Isabelle Marchand è stata la prima soccorritrice del TCS. Entrata in servizio nel 1994, per sette anni questa automeccanica di Estavayer-le-Lac ha svolto innumerevoli interventi, talora buffi. La pioniere non ha mai avuto problemi a farsi accettare.
Cosa l’ha spinta a diventare soccorritrice stradale?
Isabelle Marchand: La prospettiva di aiutare le persone in difficoltà. All’epoca lavoravo in un’officina a Basilea. Il lavoro mi garbava, ma avevo 22 anni e naturalmente volevo sperimentare qualcos’altro. Quando sono rientrata a Estavayer-le-Lac dopo due anni trascorsi nella Svizzera tedesca, mi è capitato sotto gli occhi un annuncio del TCS che stava cercando un nuovo pattugliatore per la regione di Losanna.
L’idea mi allettava e ho inviato la mia candidatura senza starci a pensare.
L’attività ha poi soddisfatto le sue attese?
Sì, mi gratificava molto poter essere utile alle persone. Inoltre ero relativamente autonoma, potevo decidere da sola come risolvere questa o quell’altra panne. Mi piaceva non sapere come sarebbe stata la mia giornata e cosa m’aspettava sulle strade. E anche dovermi occupare di tutte le marche e modelli d’auto, dalla 2CV ai bolidi tipo Ferrari.
In quei sette anni è restata l’unica donna in seno alla pattuglia del TCS?
Lo ero quando ho cominciato, in seguito si è aggiunta una collega nell’area di Zurigo. Comunque non ci siamo mai incontrate di persona.
A quei tempi, nel lontano 1994, i soci non erano sorpresi che fosse una donna a soccorrerli?
Forse in un primo momento; sia gli uomini che le donne erano stupiti quando arrivavo a bordo della vettura di pattuglia; ma le reazioni sono state perlopiù molto positive. Ad essere sincera, tutti coloro che ho assistito hanno sempre mostrato di fidarsi completamente delle mie capacità professionali.

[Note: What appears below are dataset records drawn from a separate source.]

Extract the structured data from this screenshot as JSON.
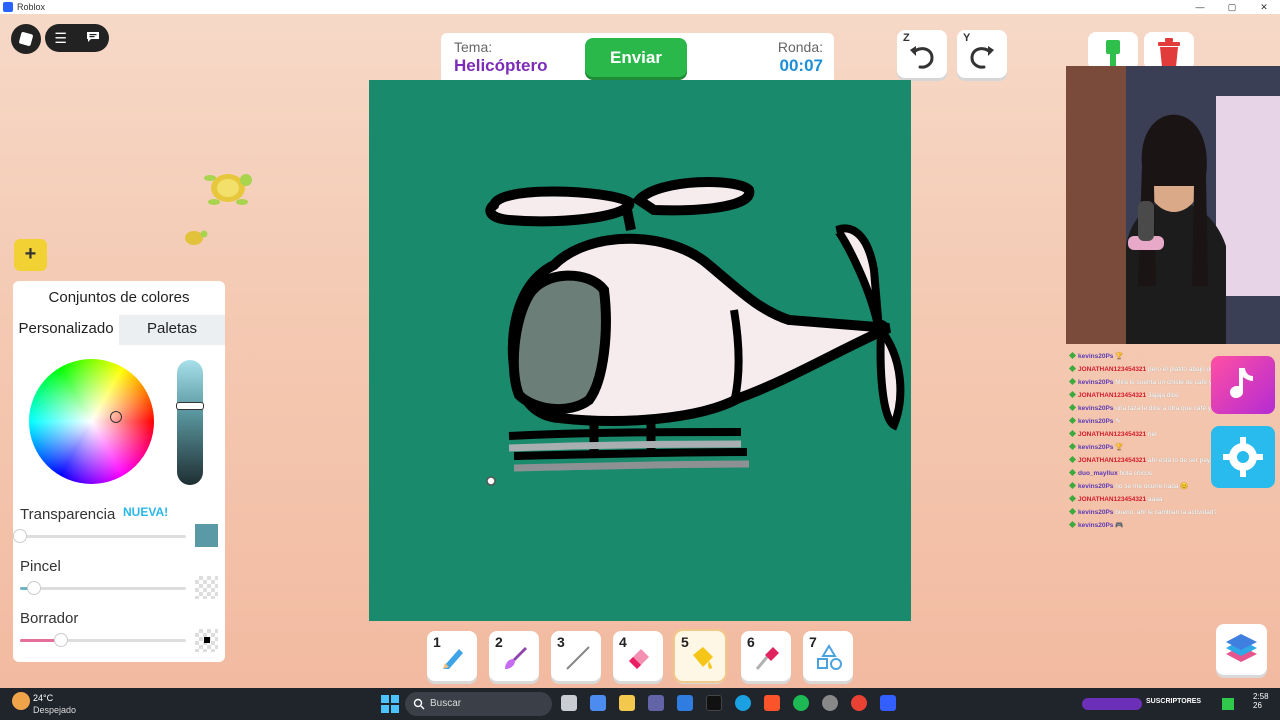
{
  "window": {
    "title": "Roblox"
  },
  "window_controls": {
    "minimize": "—",
    "maximize": "▢",
    "close": "✕"
  },
  "topbar": {
    "tema_label": "Tema:",
    "tema_value": "Helicóptero",
    "enviar_label": "Enviar",
    "ronda_label": "Ronda:",
    "ronda_value": "00:07"
  },
  "undo": {
    "key": "Z"
  },
  "redo": {
    "key": "Y"
  },
  "plus_label": "+",
  "color_panel": {
    "title": "Conjuntos de colores",
    "tabs": [
      "Personalizado",
      "Paletas"
    ],
    "transparency_label": "Transparencia",
    "new_badge": "NUEVA!",
    "brush_label": "Pincel",
    "eraser_label": "Borrador",
    "selected_color": "#5a9aa6"
  },
  "tools": [
    {
      "num": "1",
      "icon": "pencil-icon"
    },
    {
      "num": "2",
      "icon": "brush-icon"
    },
    {
      "num": "3",
      "icon": "line-icon"
    },
    {
      "num": "4",
      "icon": "eraser-icon"
    },
    {
      "num": "5",
      "icon": "fill-bucket-icon",
      "active": true
    },
    {
      "num": "6",
      "icon": "eyedropper-icon"
    },
    {
      "num": "7",
      "icon": "shapes-icon"
    }
  ],
  "chat": [
    {
      "user": "kevins20Ps",
      "type": "u1",
      "msg": "🏆"
    },
    {
      "user": "JONATHAN123454321",
      "type": "u2",
      "msg": "pero el platito abajo de la taza"
    },
    {
      "user": "kevins20Ps",
      "type": "u1",
      "msg": "Mira le cuenta un chiste de café y lo"
    },
    {
      "user": "JONATHAN123454321",
      "type": "u2",
      "msg": "Jajaja dice"
    },
    {
      "user": "kevins20Ps",
      "type": "u1",
      "msg": "una taza le dice a otra que café y el responde café"
    },
    {
      "user": "kevins20Ps",
      "type": "u1",
      "msg": "✎"
    },
    {
      "user": "JONATHAN123454321",
      "type": "u2",
      "msg": "nel"
    },
    {
      "user": "kevins20Ps",
      "type": "u1",
      "msg": "🏆"
    },
    {
      "user": "JONATHAN123454321",
      "type": "u2",
      "msg": "ahí está lo de ser payaso"
    },
    {
      "user": "duo_mayllux",
      "type": "u1",
      "msg": "hola chicos"
    },
    {
      "user": "kevins20Ps",
      "type": "u1",
      "msg": "no se me ocurre nada 😊"
    },
    {
      "user": "JONATHAN123454321",
      "type": "u2",
      "msg": "aaaa"
    },
    {
      "user": "kevins20Ps",
      "type": "u1",
      "msg": "bueno, ahí le cambian la actividad?"
    },
    {
      "user": "kevins20Ps",
      "type": "u1",
      "msg": "🎮"
    }
  ],
  "taskbar": {
    "weather_temp": "24°C",
    "weather_desc": "Despejado",
    "search_placeholder": "Buscar",
    "tray_label": "SUSCRIPTORES",
    "time": "2:58",
    "date_fragment": "26"
  }
}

E i colleghi, l’hanno accolta altrettanto bene?
Assolutamente, mi hanno accettata fin dal primo giorno. Devo però dire che non mi sono mai lamentata o tirata indietro con il pretesto che una mansione non era adatta ad una donna. Ero semplicemente una di loro e chiedevo aiuto solo se qualche compito superava le mie forze fisiche.
Il suo carattere gioviale l’avrà senz’altro aiutata nei rapporti con i colleghi?

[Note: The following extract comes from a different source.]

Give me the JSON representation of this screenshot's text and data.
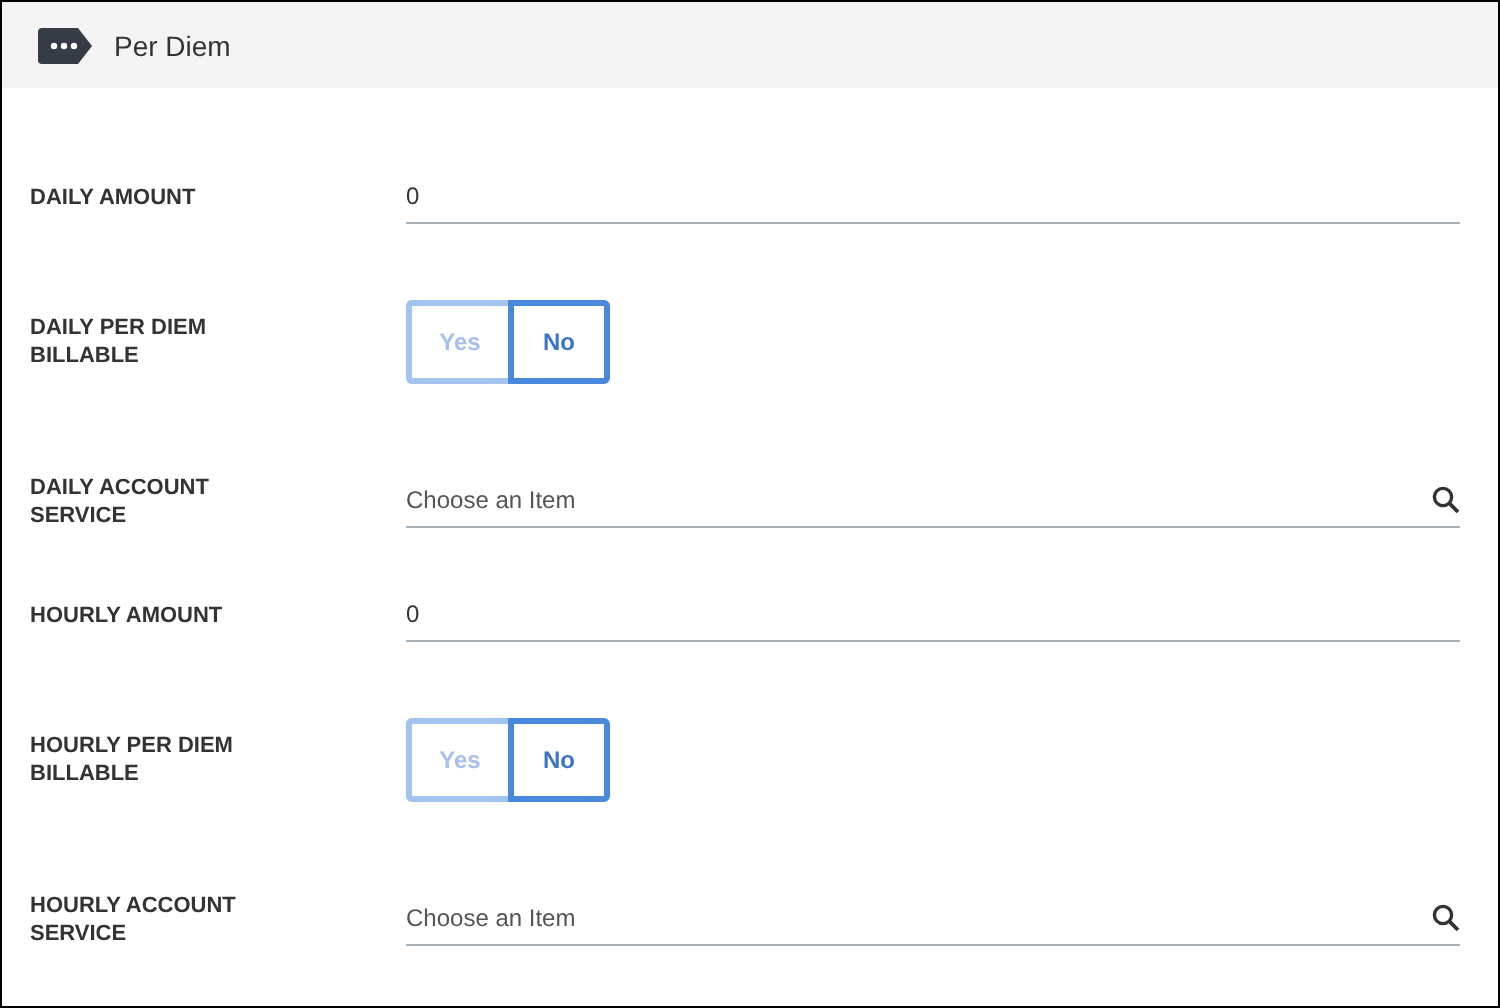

È vero che sono una persona allegra e alla mano, ma al tempo stesso sono determinata e ho il polso fermo. Per me è stato chiaro fin dall’inizio che non ci sarebbero state differenze di trattamento: facevo un lavoro da uomo e non ci sarebbero state eccezioni solo perché ero una donna. Questo atteggiamento mi è subito valso il rispetto e la stima dei miei colleghi.
C’è qualche episodio che ricorda o che l’ha colpita particolarmente?
Un giorno sono stata chiamata da una signora che doveva avere circa un’ottantina d’anni. Mi ha salutata appena e mi ha chiesto se ero davvero un automeccanico. Le ho risposto scherzosamente che ero parrucchiera, ma che ero in grado di ripararle il guasto. L’anziana non ha capito la battuta e mi ha proibito di toccare il veicolo. Non sono stata a discutere e mi sono fatta sostituire da un collega. Un’altra volta sono dovuta intervenire per una gomma bucata. Vedendomi scendere dalla mia Opel gialla, il socio ha preferito rimboccarsi le maniche e sbrigarsela da solo. Ho pensato che probabilmente non voleva farsi aiutare da una donna per una questione di orgoglio maschile. Non ho insistito e non me la sono presa. Al contrario, l’ho trovato divertente.
Isabelle Marchand, 48 ans, è sposata e ha una figlia e due figli. Automeccanica qualificata, oggi la 48enne insegna religione in una parrocchia.